Unwritten Rule #3: Be Personable
Innkeepers are a wealth of information about their hometowns — and love to share information and get to know their guests. If you want to be anonymous, and go to and from your room without being noticed, consider staying in a large hotel. At the bed-and-breakfast, you’ll have the chance to chat with the innkeeper and other guests. If you’re rude or unfriendly, you won’t be welcomed back.
Unwritten Rule #4: Make Special Requests Before You Arrive
You’re allergic to nuts or you need to bring a white-noise machine or other device to help you sleep? Let the innkeeper know before you arrive so she can have everything ready when you arrive. You don’t want to be moving furniture around, searching for an outlet in the middle of the night.

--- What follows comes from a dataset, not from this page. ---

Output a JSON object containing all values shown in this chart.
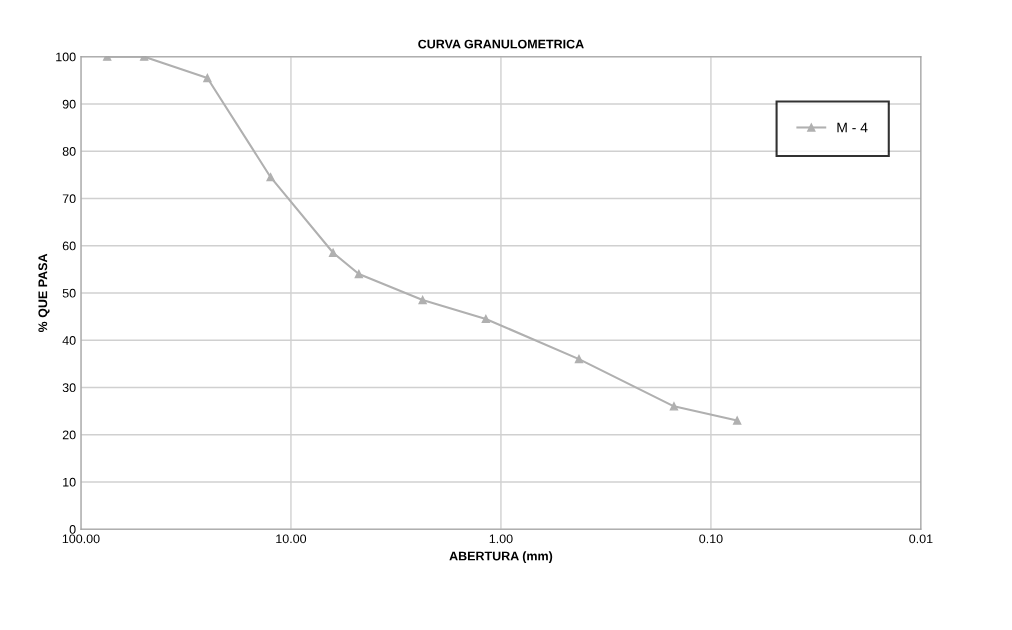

Unwritten Rule #5: Leave a Tip
Some guests wonder whether it’s necessary to leave a tip at a bed-and-breakfast. The answer is yes. Many times, the innkeeper does all of the cooking and cleaning herself. Tips are a nice way to recognize that hard work. If nothing else, a generous tip recognizes the extra care and details you find at the inn.
All of these rules don’t mean staying in a bed-and-breakfast is a stuffy or unpleasant experience. In fact, most inns are the exact opposite and are quite comfortable. They’re just different from your average hotel — and your behavior should be different as well.